Return to estimated data?
In its opinion, EIOPA flags concerns over the proposal to rerelocate “data hierarchy” principles that require companies to prioritise primary data over estimates.
The relocate may result in pension funds and insurers receiving lower quality, less comparable data, warns the supervisor.
Climate benchmarks
There are also concerns about whether the proposed ESRS will build it harder for investors to meet their own regulatory duties – some of which are depconcludeent on having access to certain corporate disclosures.
ESMA states EFRAG’s plans would, on balance, offer “a reasonable level of consistency” with SFDR, the Taxonomy Regulation and the EU’s Benchmarking Rules (BMR).
“In general, ESMA notes that the draft revised ESRS preserve most of the ESRS datapoints linked to the currently in-force SFDR and BMR.”
It added: “Deletions or amconcludements of datapoints have generally been built when the existing ESRS requirements proved to lead to uncertainty in practice or were redundant (for example, requiring disclosure of a calculated amount which was based on information already included in the sustainability statement or in the financial statements).”
But, ESMA continues, there are exceptions.
First, the proposal rerelocates a requirement for companies to disclose whether they’re ineligible for inclusion in Paris-aligned Benchmarks, on the basis that it would be burdensome to calculate.
“However, ESMA notes that it is unlikely that an external party would be in a better (and less burdensome) position than the reporting undertakings themselves to build such an assessment,” states its opinion.
Implications for SFDR compliance
It’s hard for any of the supervisors to opine too strongly on the interplay between the ESRS proposals and the SFDR, becautilize the SFDR is in the early stages of being reviewed itself.
As a result, it’s unclear exactly what information investors will required to comply with the next version of the law.

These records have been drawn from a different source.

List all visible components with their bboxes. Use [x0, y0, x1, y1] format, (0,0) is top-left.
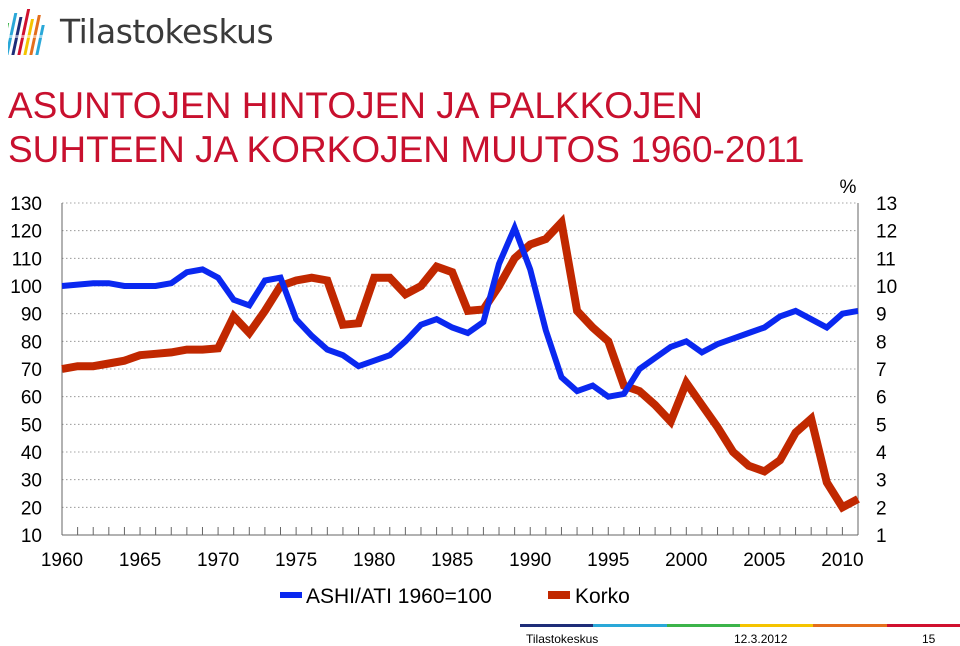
- y-right-tick-label: 4: [876, 443, 887, 464]
- y-right-tick-label: 9: [876, 305, 887, 326]
- x-tick-label: 1965: [119, 550, 161, 571]
- y-right-tick-label: 6: [876, 388, 887, 409]
- x-tick-label: 2000: [665, 550, 707, 571]
- footer: Tilastokeskus 12.3.2012 15: [0, 620, 960, 646]
- logo-text: Tilastokeskus: [60, 11, 274, 51]
- y-left-tick-label: 80: [21, 332, 42, 353]
- legend-ashi-label: ASHI/ATI 1960=100: [306, 585, 492, 608]
- y-left-tick-label: 70: [21, 360, 42, 381]
- y-left-tick-label: 110: [12, 249, 42, 270]
- footer-page: 15: [922, 632, 936, 646]
- y-right-tick-label: 5: [876, 415, 887, 436]
- y-right-tick-label: 2: [876, 498, 887, 519]
- logo: Tilastokeskus: [8, 2, 274, 60]
- title-line-1: ASUNTOJEN HINTOJEN JA PALKKOJEN: [8, 85, 703, 126]
- y-left-tick-label: 20: [21, 498, 42, 519]
- y-left-tick-label: 50: [21, 415, 42, 436]
- y-left-tick-label: 10: [21, 526, 42, 547]
- y-right-tick-label: 10: [876, 277, 897, 298]
- y-right-tick-label: 13: [876, 194, 897, 215]
- y-left-tick-label: 60: [21, 388, 42, 409]
- y-left-tick-label: 90: [21, 305, 42, 326]
- legend: ASHI/ATI 1960=100 Korko: [280, 585, 630, 608]
- y-left-tick-label: 30: [21, 471, 42, 492]
- series-line-ashi: [61, 219, 859, 400]
- y-left-tick-label: 120: [10, 222, 42, 243]
- footer-color-bar: [593, 624, 667, 627]
- y-right-unit: %: [840, 177, 857, 198]
- x-tick-label: 1980: [353, 550, 395, 571]
- footer-color-bar: [740, 624, 814, 627]
- legend-korko-label: Korko: [575, 585, 630, 608]
- y-right-tick-label: 3: [876, 471, 887, 492]
- footer-color-bar: [813, 624, 887, 627]
- footer-org: Tilastokeskus: [526, 632, 599, 646]
- x-tick-label: 1985: [431, 550, 473, 571]
- y-left-tick-label: 130: [10, 194, 42, 215]
- page-title: ASUNTOJEN HINTOJEN JA PALKKOJEN SUHTEEN …: [8, 84, 908, 172]
- x-tick-label: 2010: [821, 550, 863, 571]
- y-left-tick-label: 40: [21, 443, 42, 464]
- y-right-tick-label: 7: [876, 360, 887, 381]
- y-right-tick-label: 11: [876, 249, 896, 270]
- footer-color-bar: [886, 624, 960, 627]
- series-line-korko: [61, 213, 860, 513]
- y-left-tick-label: 100: [10, 277, 42, 298]
- footer-date: 12.3.2012: [734, 632, 788, 646]
- logo-icon: [8, 9, 52, 55]
- footer-color-bar: [520, 624, 594, 627]
- x-axis-ticks: [61, 527, 859, 535]
- series-lines: [61, 213, 860, 513]
- x-tick-label: 1990: [509, 550, 551, 571]
- y-right-tick-label: 8: [876, 332, 887, 353]
- footer-color-bar: [666, 624, 740, 627]
- y-right-tick-label: 12: [876, 222, 897, 243]
- x-tick-label: 2005: [743, 550, 785, 571]
- x-tick-label: 1975: [275, 550, 317, 571]
- chart-grid: [62, 202, 858, 536]
- title-line-2: SUHTEEN JA KORKOJEN MUUTOS 1960-2011: [8, 129, 805, 170]
- y-right-tick-label: 1: [876, 526, 887, 547]
- x-tick-label: 1970: [197, 550, 239, 571]
- x-tick-label: 1995: [587, 550, 629, 571]
- x-tick-label: 1960: [41, 550, 83, 571]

“As such, ESMA stresses the required to preserve the consistency between the datapoints disclosed by issuers under the ESRS and the data demands on financial market participants based on any future revision of the SFDR,” it writes.
“This consistency implies building, as much as possible, the data demands imposed on investors and other financial market participants on the information available in sustainability statements prepared based on the ESRS.”
Otherwise, ESMA continues, the Commission may simply create a “‘burden shifting’ effect”, from companies to investors. EIOPA is more specific in its feedback.
It raises concerns about Principal Adverse Impacts – investors’ duty to disclose whether the companies within their ‘sustainable’ funds have suitable policies and performance.
The supervisor warns against reducing CSRD and ESRS so much that they no longer yield sufficient corporate-level disclosures for investors to be able to fulfil their PAI requirements.
This would hike up the cost of compliance with SFDR for financial market participants, EIOPA argues, and build it harder to compare undertakings.
To address this, it suggests the Commission should introduce an equivalent to the PAI template – established under the current SFDR, but set to be rerelocated in the next iteration – into the voluntary ESRS, to encourage relevant SFDR-related disclosures from a wide range of companies.
The voluntary reporting standard, which is being developed alongside the mandatory ESRS, is expected to include some PAI indicators, but not all of those considered vital under SFDR.
The final ESRS (and voluntary standard) are set to be adopted by the summer, and the opinions of all three supervisors will be influential in shaping any revisions the Commission builds to EFRAG’s current proposal.